The Bottom Line: A contemporary crime thriller that works on every level, from the smoldering investigation to the whipsaw banter between characters you’re bound to love.
Ken Harris’ The Pine Barrens Stratagem centers around Steve Rockfish, a private detective hit so hard by the COVID-19 pandemic that he’s on the verge of losing everything. Creditors are even threatening to repossess his car, a 2015 Dodge Challenger that he affectionately calls Lana. and he’s so desperate that he’s stealing from hardware stores. Rockfish’s business model has been upended by government lockdowns, spelling an end to “the good old days,” when Rockfish would get paid for digging up evidence that spouses were cheating on each other. These days, he complains, couples are more likely to be sitting at home together streaming Netflix.
Potential salvation comes when a Hollywood true crime producer named Angel asks Steve to dig into a case of child trafficking dating back to the 1940s. The client lives in California, and crimes took place in Pennsylvania, and the work itself would be in Jersey.
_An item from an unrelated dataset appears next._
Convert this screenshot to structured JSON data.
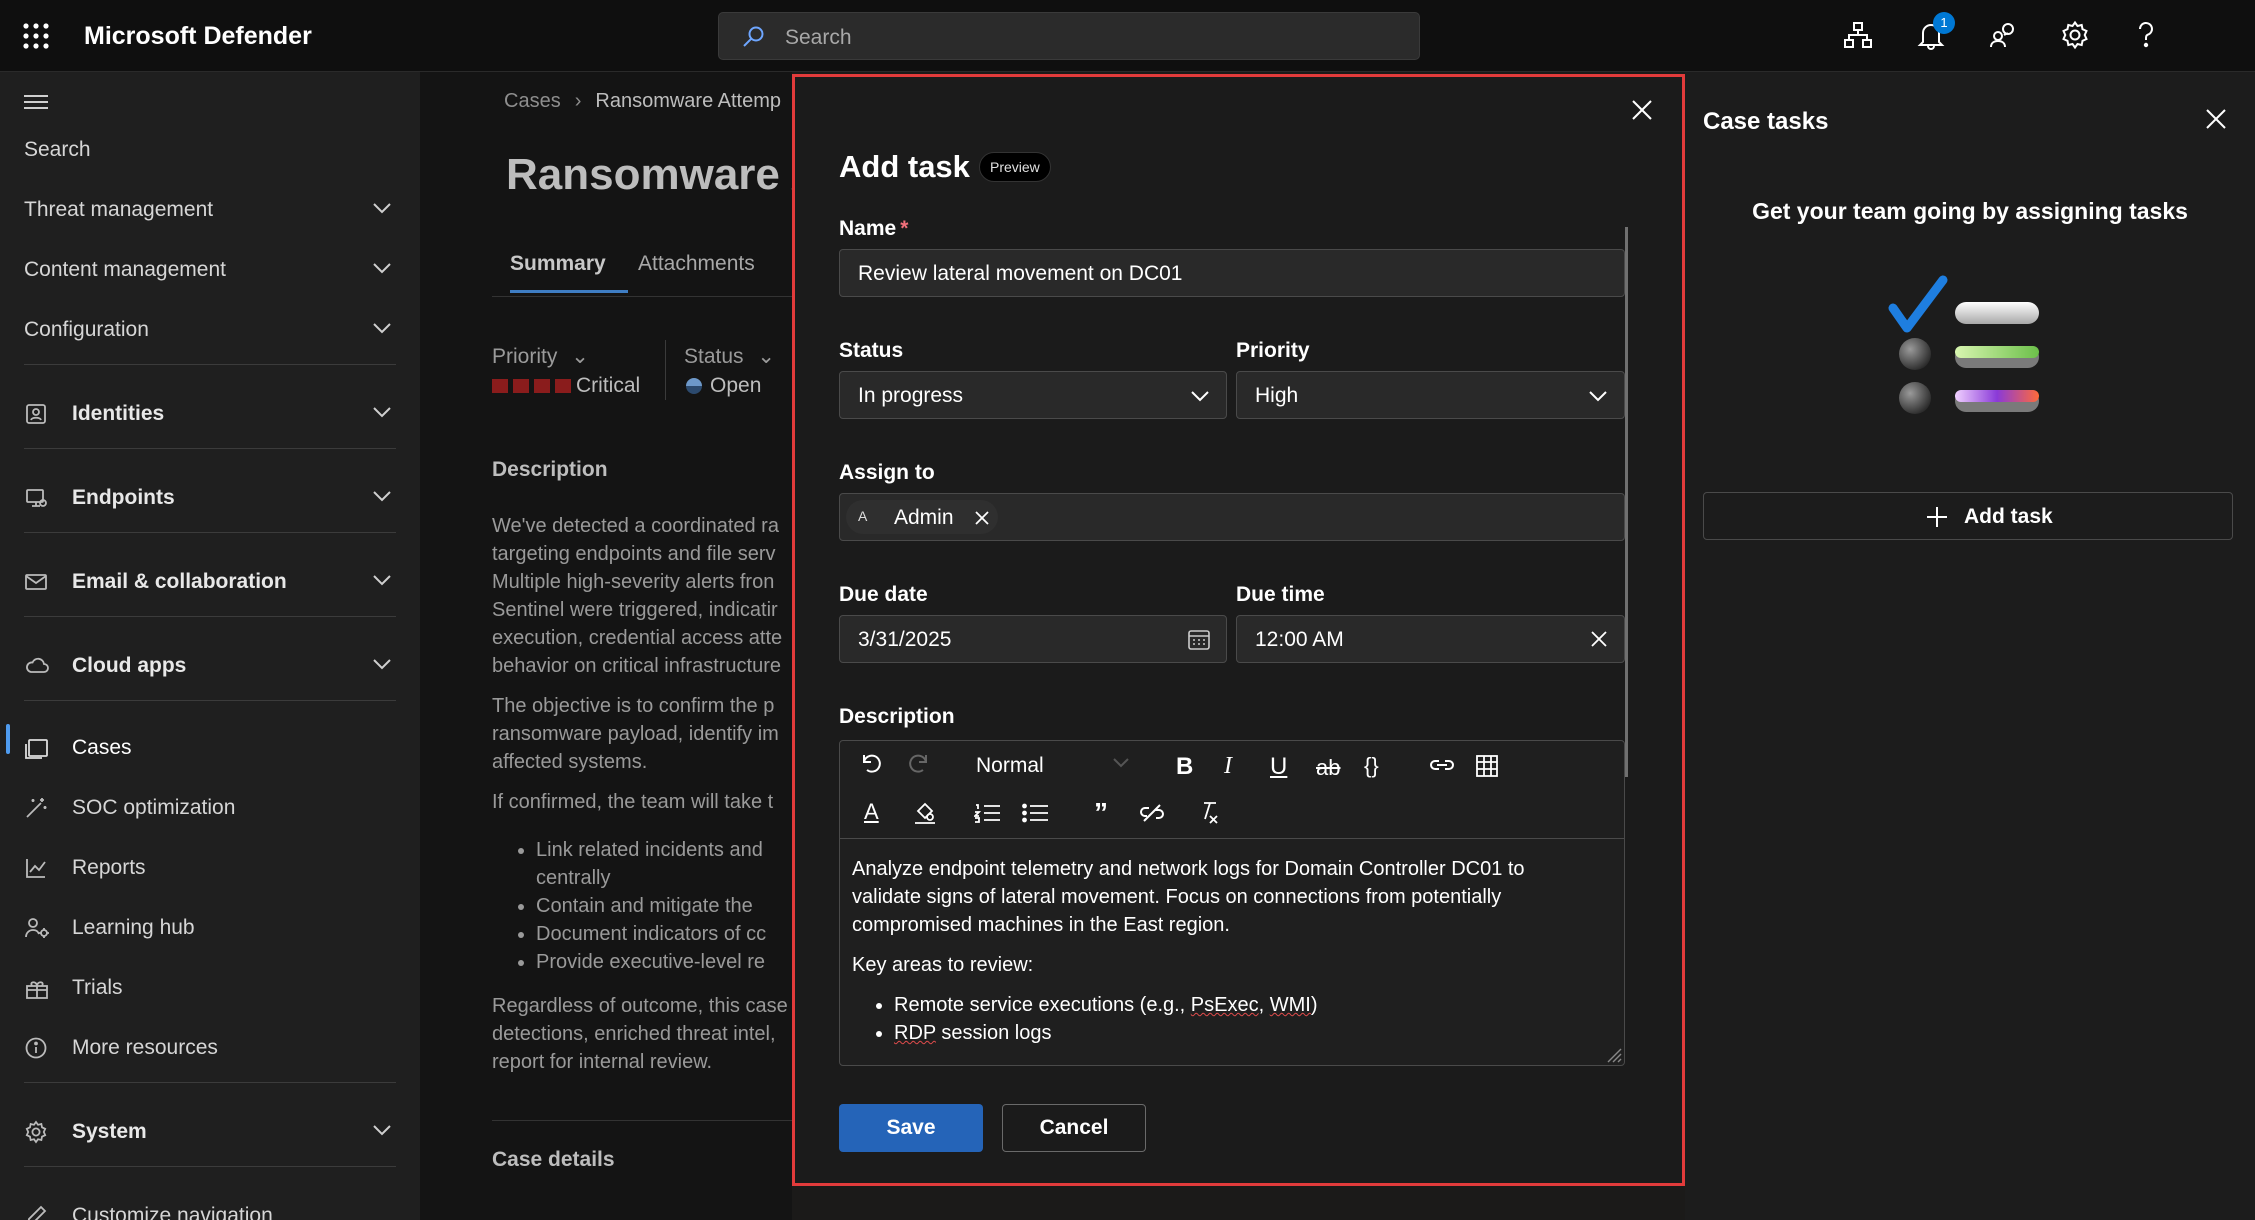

Despite the lockdowns, Steve leaves Baltimore for Jersey, where Elk Township and the surrounding areas had been home to up to a dozen missing pregnant and unwed women in the 1940s.
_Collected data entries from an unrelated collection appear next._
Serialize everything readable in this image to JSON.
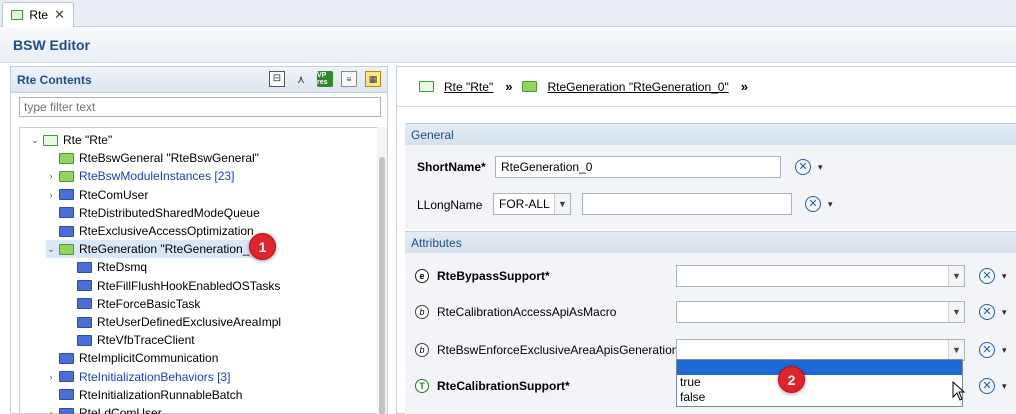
{
  "tab": {
    "label": "Rte",
    "close_glyph": "✕"
  },
  "editor": {
    "title": "BSW Editor"
  },
  "left_panel": {
    "title": "Rte Contents",
    "filter_placeholder": "type filter text",
    "tools": [
      {
        "name": "collapse-all-icon",
        "glyph": "⊟"
      },
      {
        "name": "link-editor-icon",
        "glyph": "⋏"
      },
      {
        "name": "vp-res-icon",
        "glyph": "VP res"
      },
      {
        "name": "document-icon",
        "glyph": "≡"
      },
      {
        "name": "table-layout-icon",
        "glyph": "▦"
      }
    ],
    "tree": [
      {
        "label": "Rte \"Rte\"",
        "indent": 0,
        "chevron": "⌄",
        "icon": "pkg",
        "link": false
      },
      {
        "label": "RteBswGeneral \"RteBswGeneral\"",
        "indent": 1,
        "chevron": "",
        "icon": "green",
        "link": false
      },
      {
        "label": "RteBswModuleInstances [23]",
        "indent": 1,
        "chevron": "›",
        "icon": "green",
        "link": true
      },
      {
        "label": "RteComUser",
        "indent": 1,
        "chevron": "›",
        "icon": "blue",
        "link": false
      },
      {
        "label": "RteDistributedSharedModeQueue",
        "indent": 1,
        "chevron": "",
        "icon": "blue",
        "link": false
      },
      {
        "label": "RteExclusiveAccessOptimization",
        "indent": 1,
        "chevron": "",
        "icon": "blue",
        "link": false
      },
      {
        "label": "RteGeneration \"RteGeneration_0\"",
        "indent": 1,
        "chevron": "⌄",
        "icon": "green",
        "link": false,
        "selected": true
      },
      {
        "label": "RteDsmq",
        "indent": 2,
        "chevron": "",
        "icon": "blue",
        "link": false
      },
      {
        "label": "RteFillFlushHookEnabledOSTasks",
        "indent": 2,
        "chevron": "",
        "icon": "blue",
        "link": false
      },
      {
        "label": "RteForceBasicTask",
        "indent": 2,
        "chevron": "",
        "icon": "blue",
        "link": false
      },
      {
        "label": "RteUserDefinedExclusiveAreaImpl",
        "indent": 2,
        "chevron": "",
        "icon": "blue",
        "link": false
      },
      {
        "label": "RteVfbTraceClient",
        "indent": 2,
        "chevron": "",
        "icon": "blue",
        "link": false
      },
      {
        "label": "RteImplicitCommunication",
        "indent": 1,
        "chevron": "",
        "icon": "blue",
        "link": false
      },
      {
        "label": "RteInitializationBehaviors [3]",
        "indent": 1,
        "chevron": "›",
        "icon": "blue",
        "link": true
      },
      {
        "label": "RteInitializationRunnableBatch",
        "indent": 1,
        "chevron": "",
        "icon": "blue",
        "link": false
      },
      {
        "label": "RteLdComUser",
        "indent": 1,
        "chevron": "›",
        "icon": "blue",
        "link": false
      }
    ]
  },
  "breadcrumb": {
    "items": [
      "Rte \"Rte\"",
      "RteGeneration \"RteGeneration_0\""
    ],
    "separator": "»",
    "trailing": "»"
  },
  "general": {
    "header": "General",
    "shortname_label": "ShortName*",
    "shortname_value": "RteGeneration_0",
    "longname_label": "LLongName",
    "longname_lang": "FOR-ALL",
    "longname_value": ""
  },
  "attributes": {
    "header": "Attributes",
    "rows": [
      {
        "label": "RteBypassSupport*",
        "type_glyph": "e",
        "bold": true,
        "value": ""
      },
      {
        "label": "RteCalibrationAccessApiAsMacro",
        "type_glyph": "b",
        "bold": false,
        "value": ""
      },
      {
        "label": "RteBswEnforceExclusiveAreaApisGeneration",
        "type_glyph": "b",
        "bold": false,
        "value": ""
      },
      {
        "label": "RteCalibrationSupport*",
        "type_glyph": "T",
        "bold": true,
        "value": ""
      }
    ],
    "dropdown_options": [
      "",
      "true",
      "false"
    ]
  },
  "badges": [
    "1",
    "2"
  ],
  "glyphs": {
    "combo_arrow": "▼",
    "x_button": "✕",
    "menu_arrow": "▾"
  }
}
Rockfish has more than enough personality and tenaciousness to carry the novel on his own. Nevertheless, Harris wisely pairs him with local computer repair expert Jawnie McGee, who describes herself as “a part-time investigator.” She’s also got skin in the game. McGee’s grandfather, a local cop, disappeared without a trace decades earlier, and she’s recently managed to acquire his old desk and its contents. The banter and chemistry between Rockfish and McGee works brilliantly. In addition to her deep understanding of local history and culture, McGee also brings technical expertise and communication tools (like the “Frownies Private Texting SMS” app) to the partnership. That comes in handy as Harris gradually brings the novel’s suspense to a boil.
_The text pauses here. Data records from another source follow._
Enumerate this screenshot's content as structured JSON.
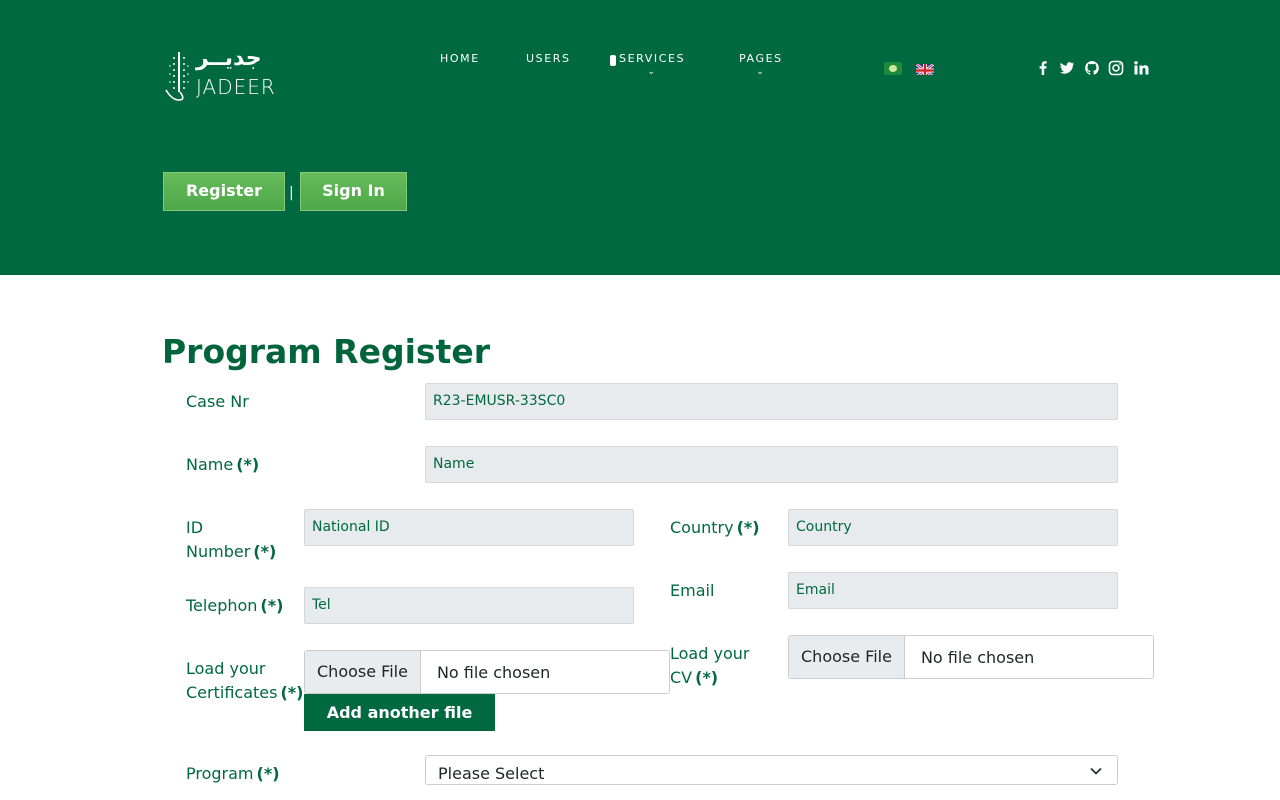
{
  "header": {
    "logo": {
      "arabic": "جديــر",
      "english": "JADEER"
    },
    "nav": [
      {
        "label": "HOME",
        "dropdown": false
      },
      {
        "label": "USERS",
        "dropdown": false
      },
      {
        "label": "SERVICES",
        "dropdown": true
      },
      {
        "label": "PAGES",
        "dropdown": true
      }
    ],
    "languages": [
      "arabic-flag-icon",
      "english-flag-icon"
    ],
    "social": [
      "facebook-icon",
      "twitter-icon",
      "github-icon",
      "instagram-icon",
      "linkedin-icon"
    ],
    "auth": {
      "register": "Register",
      "separator": "|",
      "signin": "Sign In"
    }
  },
  "form": {
    "title": "Program Register",
    "required_marker": "(*)",
    "case_nr": {
      "label": "Case Nr",
      "value": "R23-EMUSR-33SC0"
    },
    "name": {
      "label": "Name",
      "placeholder": "Name"
    },
    "id_number": {
      "label_line1": "ID",
      "label_line2": "Number",
      "placeholder": "National ID"
    },
    "country": {
      "label": "Country",
      "placeholder": "Country"
    },
    "telephone": {
      "label": "Telephon",
      "placeholder": "Tel"
    },
    "email": {
      "label": "Email",
      "placeholder": "Email"
    },
    "certificates": {
      "label_line1": "Load your",
      "label_line2": "Certificates",
      "choose": "Choose File",
      "status": "No file chosen",
      "add_button": "Add another file"
    },
    "cv": {
      "label_line1": "Load your",
      "label_line2": "CV",
      "choose": "Choose File",
      "status": "No file chosen"
    },
    "program": {
      "label": "Program",
      "selected": "Please Select"
    }
  },
  "colors": {
    "header_bg": "#006940",
    "accent_green": "#5bb150",
    "text_green": "#006940",
    "input_bg": "#e7ebee"
  }
}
Harris’ prose is consistently crisp across chapters that alternate between timelines and various points of view. Insights into Rockfish’s innate wit and deliberate character flaws work especially well. For example, Rockfish may be tenacious, but despite his financial predicament, he isn’t exactly a great closer (as when he nearly talks Angel out of hiring him), which makes him all the more endearing. Time will tell as to whether frequent observations into American pandemic-era politics, culture and art will stand the test of time (e.g. “MySharonavirus”), but at the moment they are gloriously sharp.